Sant’Erasmo, Arma di Taggia rinnova la tradizione del patrono dei pescatori

Arma di Taggia celebra Sant’Erasmo con messa, processione e benedizione del mare. Presenti gli assessori Lombardi e Scajola alla festa della comunità pescatoria.

Processione religiosa con fedeli lungo le strade di Arma di Taggia, mare sullo sfondo durante la benedizione
Processione religiosa con fedeli lungo le strade di Arma di Taggia, mare sullo sfondo durante la benedizione

Arma di Taggia ha rinnovato nei giorni scorsi la celebrazione di Sant’Erasmo, il patrono dei pescatori, con una giornata interamente dedicata alla fede e all’identità della comunità locale. L’evento, come riferisce sanremonews.it, ha riportato in strada cittadini e visitatori per partecipare alle tre tappe fondamentali della festa: la celebrazione eucaristica, la processione solenne e la benedizione delle acque. Una tradizione che affonda le radici nella storia millenaria del borgo ligure, profondamente legata alla cultura marinara e alla vocazione peschereccia del territorio.

La celebrazione di Sant’Erasmo tra fede e comunità

La giornata ha avuto inizio con la Santa Messa, momento centrale della celebrazione religiosa dove fedeli e visitatori si sono radunati per onorare il santo protettore. Sant’Erasmo, venerato come martire cristiano e patrono di pescatori e marinai, rappresenta per Arma di Taggia un legame profondo con le tradizioni locali e con i valori spirituali della comunità. La partecipazione numerosa alle celebrazioni ha testimoniato quanto questa festa rimanga radicata nella coscienza collettiva del borgo, nonostante i cambiamenti sociali e culturali dei decenni passati.

La presenza degli assessori Lombardi e Scajola alla manifestazione ha sottolineato l’importanza istituzionale dell’evento nel calendario civile di Arma di Taggia. Il loro coinvolgimento nella festa riflette il riconoscimento delle autorità locali verso una tradizione che continua a caratterizzare l’identità del territorio e a rappresentare un elemento di coesione sociale per l’intera comunità.

Dal percorso processionale alla benedizione del mare

Dopo la messa, la processione ha preso le strade del paese, trasformando temporaneamente Arma di Taggia in uno spazio di condivisione spirituale. Il corteo ha radunato intorno al santo patrono diverse generazioni di abitanti, uniti dal medesimo sentimento di appartenenza alla storia e ai valori locali.

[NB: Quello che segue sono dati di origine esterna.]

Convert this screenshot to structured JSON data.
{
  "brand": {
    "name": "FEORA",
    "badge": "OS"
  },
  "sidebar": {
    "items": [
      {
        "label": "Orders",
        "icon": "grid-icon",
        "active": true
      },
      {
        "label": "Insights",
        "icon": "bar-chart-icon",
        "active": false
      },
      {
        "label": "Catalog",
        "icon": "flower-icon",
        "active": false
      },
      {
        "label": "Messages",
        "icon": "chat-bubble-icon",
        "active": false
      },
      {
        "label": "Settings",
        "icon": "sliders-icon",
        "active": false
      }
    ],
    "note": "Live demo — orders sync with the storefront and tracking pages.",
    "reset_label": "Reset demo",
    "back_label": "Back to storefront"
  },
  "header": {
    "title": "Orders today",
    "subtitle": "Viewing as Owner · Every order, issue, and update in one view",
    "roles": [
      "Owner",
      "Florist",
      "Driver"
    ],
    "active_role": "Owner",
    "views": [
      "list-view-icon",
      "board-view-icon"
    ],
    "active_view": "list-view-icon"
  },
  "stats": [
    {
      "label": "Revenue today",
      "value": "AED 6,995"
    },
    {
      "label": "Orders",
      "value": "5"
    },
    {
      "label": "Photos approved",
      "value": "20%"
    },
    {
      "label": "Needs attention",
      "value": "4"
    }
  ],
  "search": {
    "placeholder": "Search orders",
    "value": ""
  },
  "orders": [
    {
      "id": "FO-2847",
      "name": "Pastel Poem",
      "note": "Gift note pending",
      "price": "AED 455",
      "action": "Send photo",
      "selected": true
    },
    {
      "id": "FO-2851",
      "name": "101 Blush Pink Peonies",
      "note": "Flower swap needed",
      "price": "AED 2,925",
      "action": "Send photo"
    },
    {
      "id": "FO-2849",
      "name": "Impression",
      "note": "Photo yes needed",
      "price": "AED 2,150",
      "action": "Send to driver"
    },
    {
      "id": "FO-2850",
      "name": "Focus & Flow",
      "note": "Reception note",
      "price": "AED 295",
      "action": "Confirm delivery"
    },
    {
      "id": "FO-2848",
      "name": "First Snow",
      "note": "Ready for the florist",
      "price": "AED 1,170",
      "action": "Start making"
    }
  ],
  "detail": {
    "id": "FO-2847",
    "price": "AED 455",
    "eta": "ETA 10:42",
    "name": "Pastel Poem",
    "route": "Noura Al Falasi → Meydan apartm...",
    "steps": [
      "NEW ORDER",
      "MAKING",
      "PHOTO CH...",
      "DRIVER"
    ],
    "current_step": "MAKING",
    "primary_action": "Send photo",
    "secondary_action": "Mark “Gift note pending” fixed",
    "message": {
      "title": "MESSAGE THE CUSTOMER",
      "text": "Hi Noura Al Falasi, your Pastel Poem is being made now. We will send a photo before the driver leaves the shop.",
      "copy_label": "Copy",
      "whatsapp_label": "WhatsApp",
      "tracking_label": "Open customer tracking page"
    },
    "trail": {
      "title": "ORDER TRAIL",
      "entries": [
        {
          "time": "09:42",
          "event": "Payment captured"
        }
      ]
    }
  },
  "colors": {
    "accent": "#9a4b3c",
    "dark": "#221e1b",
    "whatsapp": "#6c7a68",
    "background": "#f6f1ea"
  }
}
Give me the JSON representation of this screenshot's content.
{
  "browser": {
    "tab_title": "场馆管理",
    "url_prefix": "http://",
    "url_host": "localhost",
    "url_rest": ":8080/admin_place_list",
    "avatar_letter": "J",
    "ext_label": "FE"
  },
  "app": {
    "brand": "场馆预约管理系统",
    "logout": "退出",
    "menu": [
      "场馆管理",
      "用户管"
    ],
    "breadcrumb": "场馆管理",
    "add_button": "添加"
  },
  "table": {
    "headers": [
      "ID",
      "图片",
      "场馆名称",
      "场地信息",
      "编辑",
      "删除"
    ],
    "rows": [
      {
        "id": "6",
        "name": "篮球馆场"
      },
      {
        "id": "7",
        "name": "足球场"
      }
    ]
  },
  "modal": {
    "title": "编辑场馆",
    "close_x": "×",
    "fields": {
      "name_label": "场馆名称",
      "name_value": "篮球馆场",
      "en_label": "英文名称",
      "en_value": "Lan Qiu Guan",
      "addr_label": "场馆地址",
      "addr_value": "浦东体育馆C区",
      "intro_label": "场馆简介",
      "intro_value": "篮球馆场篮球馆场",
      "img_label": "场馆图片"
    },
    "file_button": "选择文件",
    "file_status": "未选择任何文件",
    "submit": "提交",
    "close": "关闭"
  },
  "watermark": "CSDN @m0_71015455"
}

Le vie del borgo si sono così trasformate in un percorso di fede visibile, dove la devozione popolare si è espressa attraverso gesti e rituali tramandati di generazione in generazione.

Processione religiosa con fedeli lungo le strade di Arma di Taggia, mare sullo sfondo durante la benedizione, immagine di approfondimento
Processione religiosa con fedeli lungo le strade di Arma di Taggia, mare sullo sfondo durante la benedizione, immagine di approfondimento

Il momento conclusivo della festa è stato dedicato alla benedizione del mare, una pratica che assume significato particolare in una comunità dove la pesca e l’attività marittima hanno sempre rappresentato risorse fondamentali. La benedizione delle acque costituisce una forma di protezione spirituale rivolta ai pescatori e a tutti coloro che, direttamente o indirettamente, dipendono dal mare. Questo gesto rituale rinforza il legame tra la comunità religiosa e l’ambiente naturale che l’ha caratterizzata storicamente.

La continuità di una tradizione radicata

La rinnovazione della celebrazione di Sant’Erasmo non rappresenta semplicemente il ripetersi di una festività religiosa, ma piuttosto la conferma dell’importanza che le tradizioni locali mantengono nella vita contemporanea di Arma di Taggia. Attraverso la messa, la processione e la benedizione del mare, la comunità ribadisce la propria identità e i propri valori fondanti, trasmettendoli alle nuove generazioni e mantenendo vivi i legami con il passato.

Per una comunità come quella di Arma di Taggia, dove la storia si intreccia profondamente con l’ambiente marino, una simile celebrazione va oltre l’aspetto puramente religioso. Essa rappresenta un momento di riflessione collettiva sull’importanza della tradizione, sulla continuità culturale e sulla necessità di preservare i tratti distintivi che rendono unico un territorio. La festa di Sant’Erasmo rimane dunque un appuntamento centrale nel calendario del borgo ligure, capace di richiamare l’attenzione di cittadini e visitatori e di rinnovare ogni anno il significato profondo della devozione popolare e dell’identità comunitaria.